Detergent choices for endoscope reprocessing

Dr TIM SANDLE addresses the first stage of endoscope cleaning through the use of detergents. Without adequate cleaning, the disinfection stage will not be successful and the risk of microbial survival becomes greater.

He addresses the two different classes of detergents available – enzymatic and non-enzymatic – and considers, by way of risk assessment, the advantages and disadvantages of each.

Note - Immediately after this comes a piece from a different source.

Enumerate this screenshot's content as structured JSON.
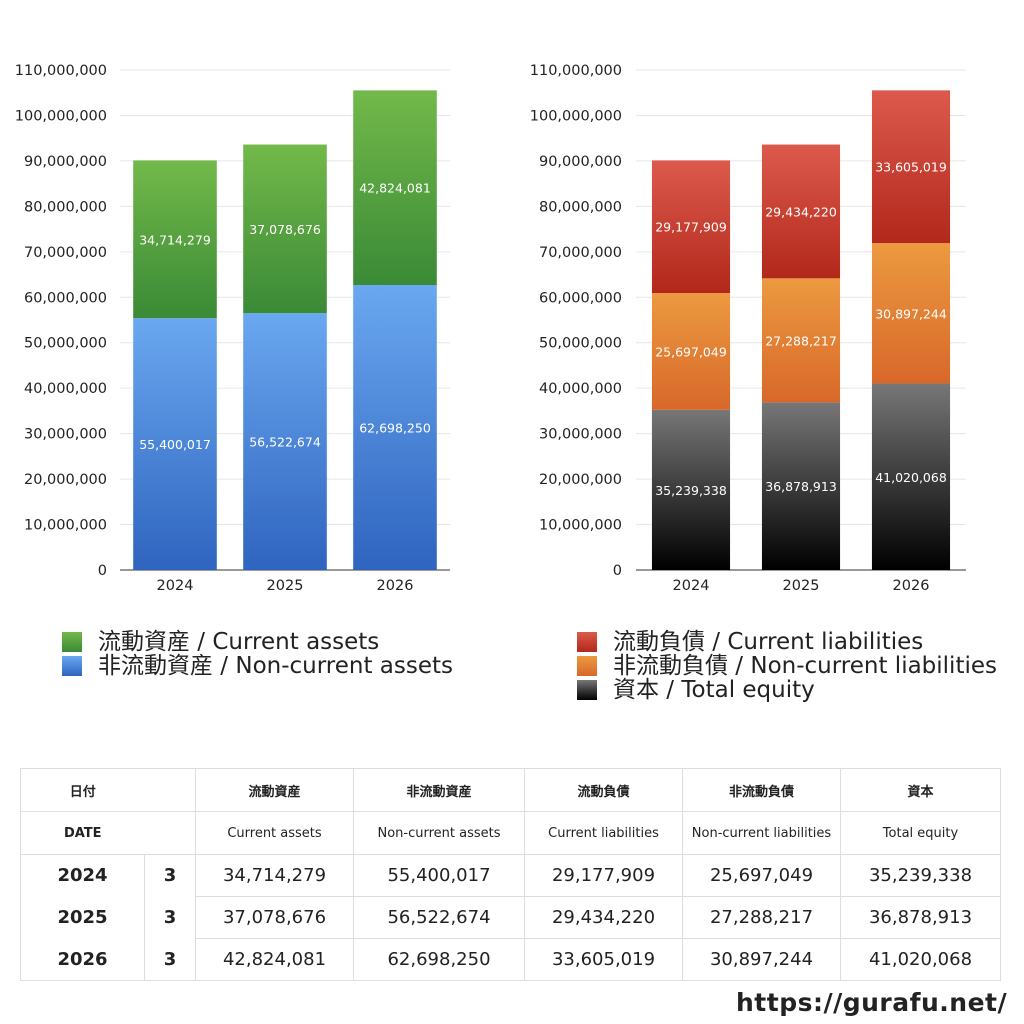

There are two types of standard endoscope – rigid and flexible. Both types have two major risk factors relating to their use. The first is that a perforation, or a tear can occur as the device is used. The second is from the risk of infection caused by cross-contamination. The most common cause of infection arises from a failure to clean, disinfect or store the device in a satisfactory manner. The level of risk differs according to the type of device. Rigid endoscopes can be sterilised and the risk of failure is very low; whereas flexible endoscopes require manual or semi-automated cleaning and disinfection. This is not a straightforward process and cleaning flexible endoscopes is both difficult, time consuming and presents a higher potential risk.1 Cleaning and disinfection is a two-step process involving both detergents (which ‘clean’) and disinfectants (which remove or eliminate microorganisms). Detergents are cleaning agents which remove ‘soil’ from a surface – including blood, secretions, drug residues, human tissues, water and chemicals. The removal of soil is an important step prior to the application of a disinfectant. The greater the degree of soiling remaining on a surface, then the lesser the effectiveness of disinfection.2 Thus, the effective removal of such material will allow disinfectants like hydrogen peroxide or chlorhexidine to work more effectively and kill microorganisms.